15 August 1874
Frightful Disaster to a Runaway Train at Bargoed Junction On Wednesday, one of the most terrible and desctuctive collisions ever known in this area occurred outside Bargoed Junction Station, on the Rhymney Railway. The Station is the point of junction between the Rhymney and the northern section of the Brecon and Merthyr Railways. The line of the latter enters here the narrow gorge of the Rhymney-Bargoed valley, and by curves of short radii and gradients of 1:40 and even 1:38 ascends the side of the mountain through Deri and Vochriw, and so on to Dowlais Top. It is a single line, and the Rhymney Railway Company enjoy running powers over it as far as Dowlais. On Wednesday morning, a train of 40 ten-ton wagons laden with coal left the siding of the Dowlais Company’s Vochriw Colliery for Cardiff. It was drawn by one of the heavy and powerful new tank locomotives of the Rhymney Company, constructed especially for sharp curves and gradients, and had the usual brake-van at the rear.
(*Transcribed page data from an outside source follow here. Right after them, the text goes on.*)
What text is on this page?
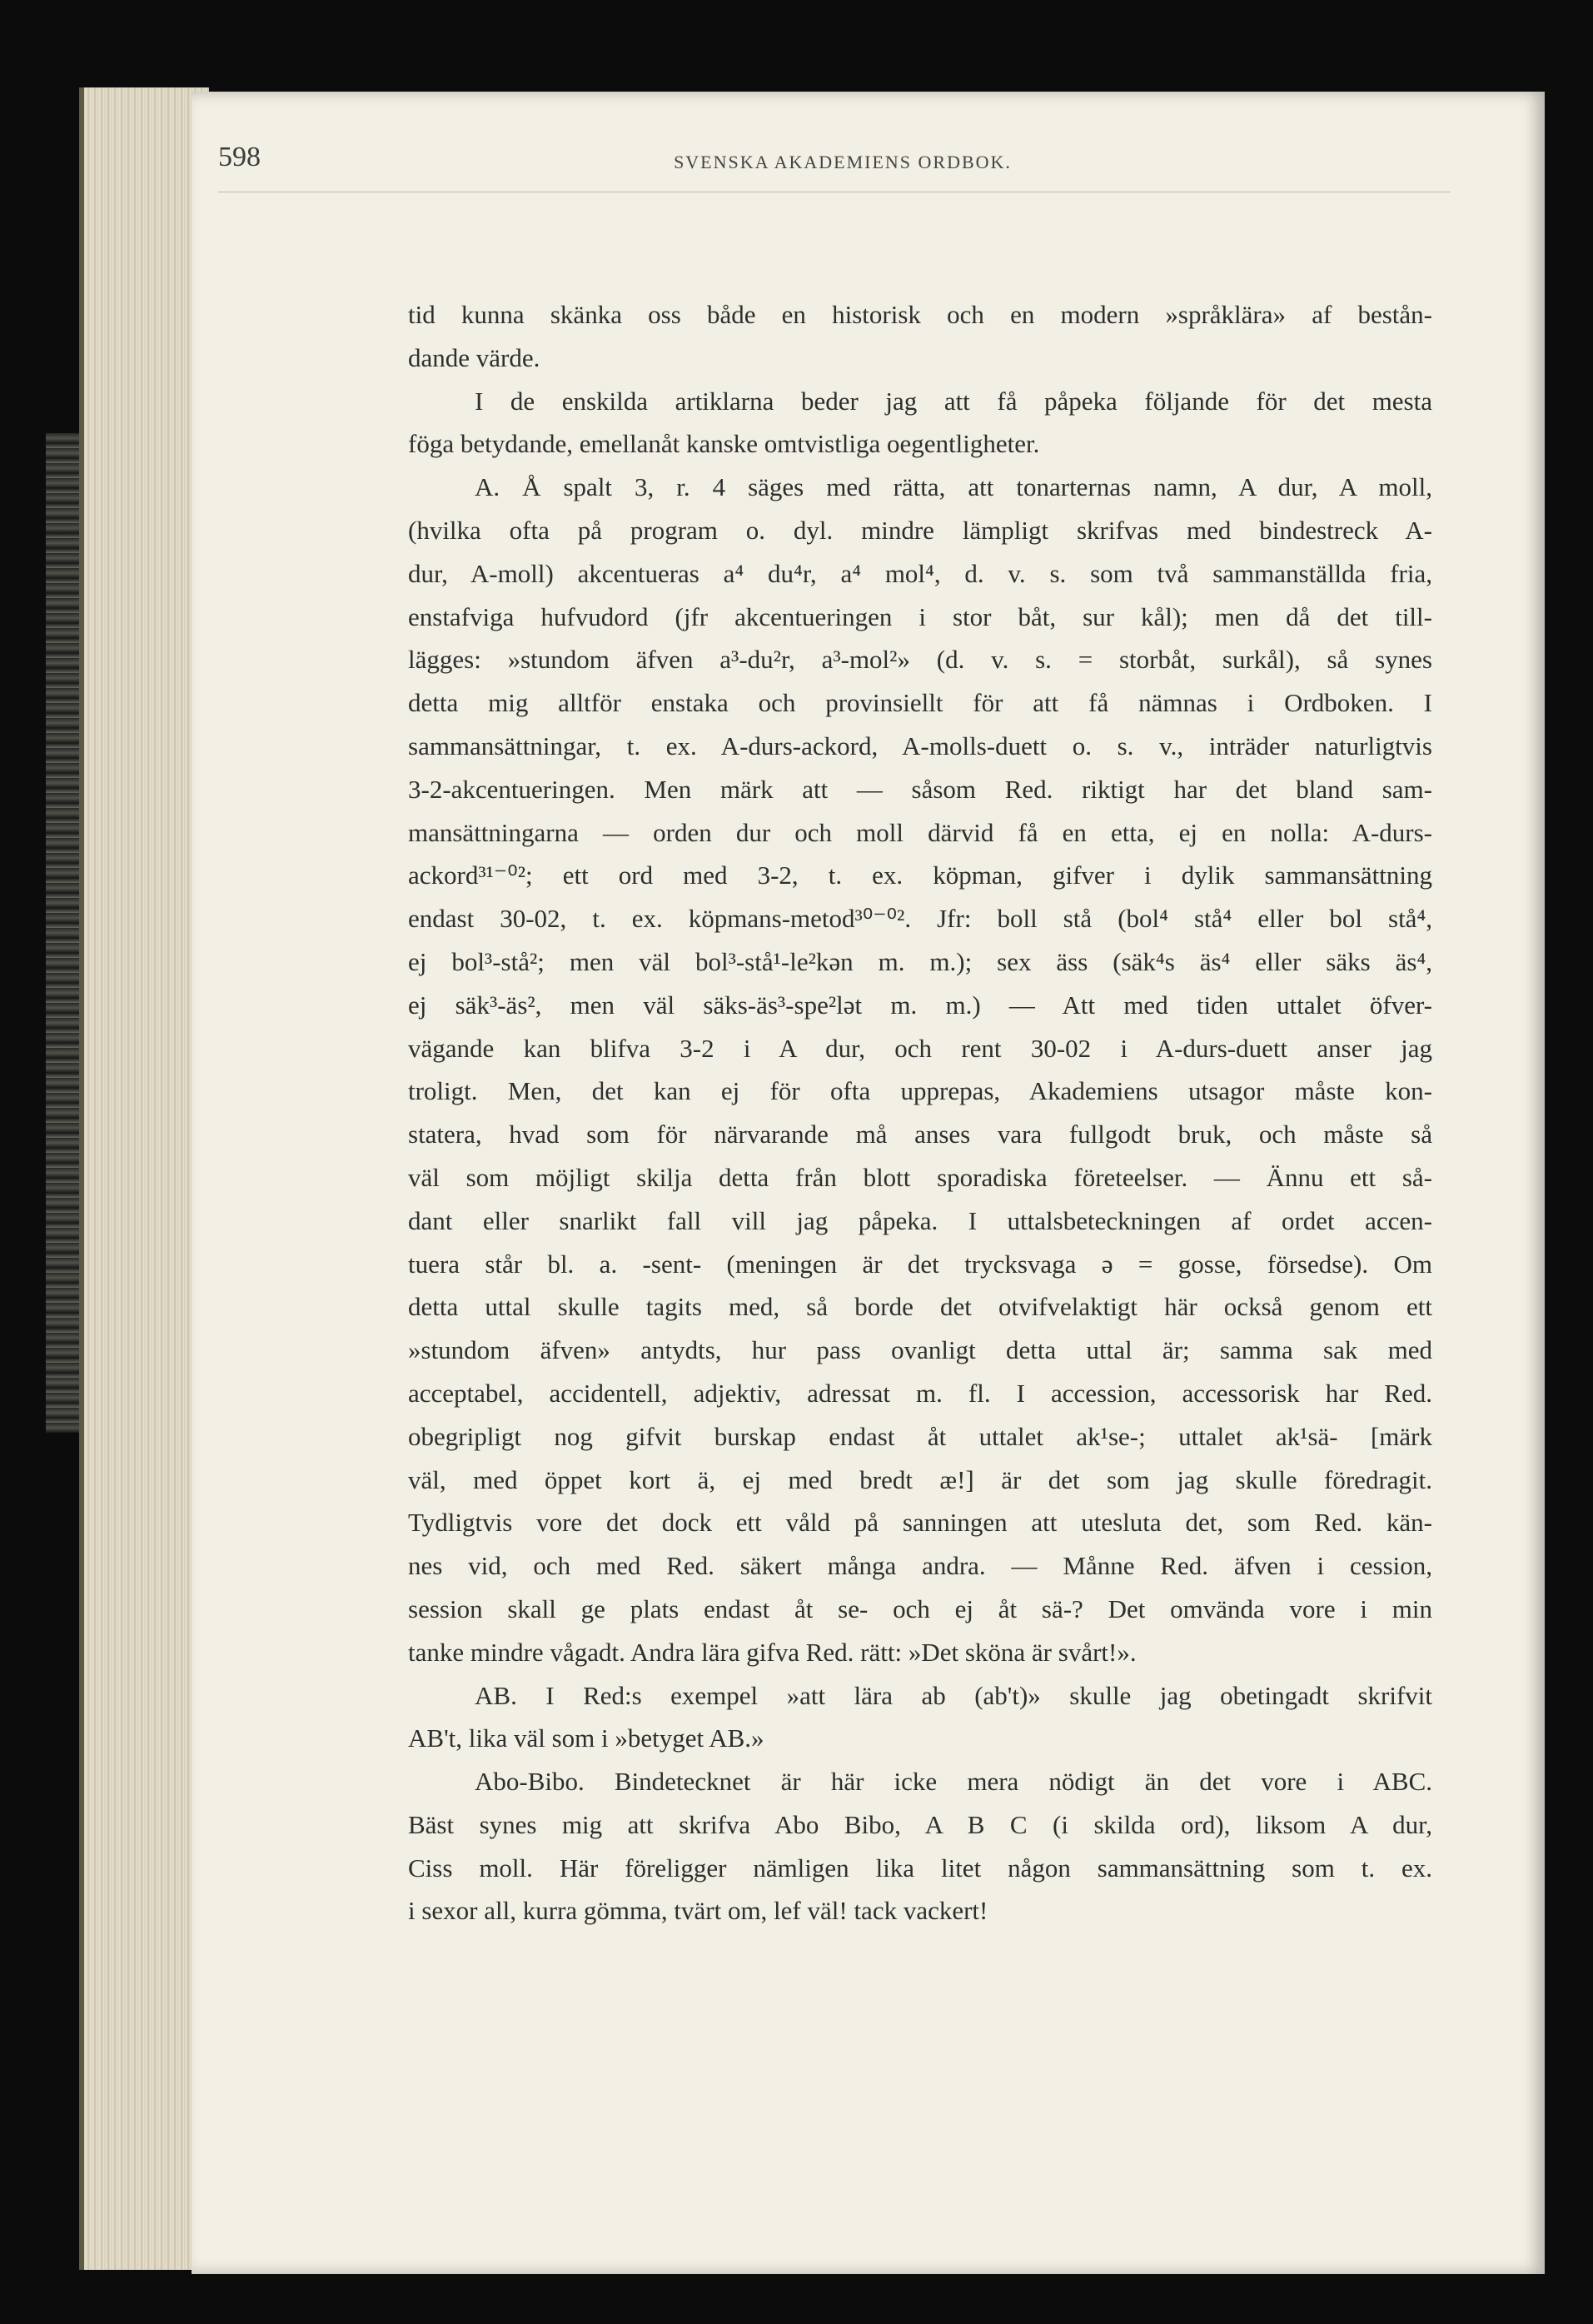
598	SVENSKA AKADEMIENS ORDBOK.
tid kunna skänka oss både en historisk och en modern »språklära» af bestån-
dande värde.
I de enskilda artiklarna beder jag att få påpeka följande för det mesta
föga betydande, emellanåt kanske omtvistliga oegentligheter.
A. Å spalt 3, r. 4 säges med rätta, att tonarternas namn, A dur, A moll,
(hvilka ofta på program o. dyl. mindre lämpligt skrifvas med bindestreck A-
dur, A-moll) akcentueras a⁴ du⁴r, a⁴ mol⁴, d. v. s. som två sammanställda fria,
enstafviga hufvudord (jfr akcentueringen i stor båt, sur kål); men då det till-
lägges: »stundom äfven a³-du²r, a³-mol²» (d. v. s. = storbåt, surkål), så synes
detta mig alltför enstaka och provinsiellt för att få nämnas i Ordboken. I
sammansättningar, t. ex. A-durs-ackord, A-molls-duett o. s. v., inträder naturligtvis
3-2-akcentueringen. Men märk att — såsom Red. riktigt har det bland sam-
mansättningarna — orden dur och moll därvid få en etta, ej en nolla: A-durs-
ackord³¹⁻⁰²; ett ord med 3-2, t. ex. köpman, gifver i dylik sammansättning
endast 30-02, t. ex. köpmans-metod³⁰⁻⁰². Jfr: boll stå (bol⁴ stå⁴ eller bol stå⁴,
ej bol³-stå²; men väl bol³-stå¹-le²kən m. m.); sex äss (säk⁴s äs⁴ eller säks äs⁴,
ej säk³-äs², men väl säks-äs³-spe²lət m. m.) — Att med tiden uttalet öfver-
vägande kan blifva 3-2 i A dur, och rent 30-02 i A-durs-duett anser jag
troligt. Men, det kan ej för ofta upprepas, Akademiens utsagor måste kon-
statera, hvad som för närvarande må anses vara fullgodt bruk, och måste så
väl som möjligt skilja detta från blott sporadiska företeelser. — Ännu ett så-
dant eller snarlikt fall vill jag påpeka. I uttalsbeteckningen af ordet accen-
tuera står bl. a. -sent- (meningen är det trycksvaga ə = gosse, försedse). Om
detta uttal skulle tagits med, så borde det otvifvelaktigt här också genom ett
»stundom äfven» antydts, hur pass ovanligt detta uttal är; samma sak med
acceptabel, accidentell, adjektiv, adressat m. fl. I accession, accessorisk har Red.
obegripligt nog gifvit burskap endast åt uttalet ak¹se-; uttalet ak¹sä- [märk
väl, med öppet kort ä, ej med bredt æ!] är det som jag skulle föredragit.
Tydligtvis vore det dock ett våld på sanningen att utesluta det, som Red. kän-
nes vid, och med Red. säkert många andra. — Månne Red. äfven i cession,
session skall ge plats endast åt se- och ej åt sä-? Det omvända vore i min
tanke mindre vågadt. Andra lära gifva Red. rätt: »Det sköna är svårt!».
AB. I Red:s exempel »att lära ab (ab't)» skulle jag obetingadt skrifvit
AB't, lika väl som i »betyget AB.»
Abo-Bibo. Bindetecknet är här icke mera nödigt än det vore i ABC.
Bäst synes mig att skrifva Abo Bibo, A B C (i skilda ord), liksom A dur,
Ciss moll. Här föreligger nämligen lika litet någon sammansättning som t. ex.
i sexor all, kurra gömma, tvärt om, lef väl! tack vackert!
The driver was Joshua Forcey, and the fireman Joseph Hayman, both of Cardiff. The brakesman, John Ried, was on the train about half a dozen trucks behind the engine, and the guard, William Stockings, was about the same distance from the rear, both being on the train for the purpose of putting down the brakes. Most of the trucks were new and the brakes in good condition. The atmosphere, however, was moist, and the rain came on which made the rails greasey. The train proceeded safely from Vochriw to the Deri Station, and when it passed through that place there were 37 brakes down. But it is here that the steepest gradients begin, and in descending these, the train acquired a speed that increased at such a rate that it was clear that the engine had lost control. The driver commenced sounding the brake whistle and kept it going. The engine was reversed and every effort made to arrest the progress of the train without the slightest success. It seems that only the enormous weight of the train could have kept it on the rails. The alarm whistle was heard at Bargoed, but the runaway was quickly at the Junction and collided with an engine and trucks standing at a watering tank, before both engines, trucks and their contents rolled over the embankment into the ravine 50 feet below in a mass of indescribable confusion and destruction. The driver and fireman of the runaway were killed.
30 June 1877
Thomas Lewis Jones 43 yrs haulier, 37 East St Dowlais early Wednesday crushed by train in Fochriw Colliery.
29 June 1878
Fatal Accident On Saturday morning, one of the most dreadful accidents resulting in instantaneous death, befel a young man named Daniel Thomas. The man had only recently come to Rhymney from Vochriw, and was employed as a breaksman with No.2 engine. He had only commenced work in the job the previous Tuesday. Whilst involved in shunting work in the Rhymney yard side near the mouth of the tunnel, which is customarily done by the means of chains, the man was walking backwards in front of some empty iron stone trucks, when his foot accidentally became fastened between the point rails of the switch. He failed to release himself and was knocked down by a truck which passed completely over his poor body, and so mutilated it that one side of his head was smashed to atoms and his brains scattered about the place. On Tuesday, an inquest was held on the body by Mr. W. H. Brewer, coroner, at the Royal Arms, when evidence of the facts above related was given by John Stevens, the driver, and in accordance with which a verdict of "Accidental Death" was returned.
25 September 1880
Inquest On Saturday an inquest was held at the Rising Sun upon the body of John Jones, Twynyrodin, who met with his death by endeavouring to jump on a locomotive engine while passing by the Tunnel Pits. The verdict was “accidental death.” It was proposed by the foreman of the jury, Rev. W. Jones-Evans, that the fees should be handed to the widowed mother, a hard-working woman, who had been widowed for 11 years, her husband having been killed in one of the Vochriw pits in 1869.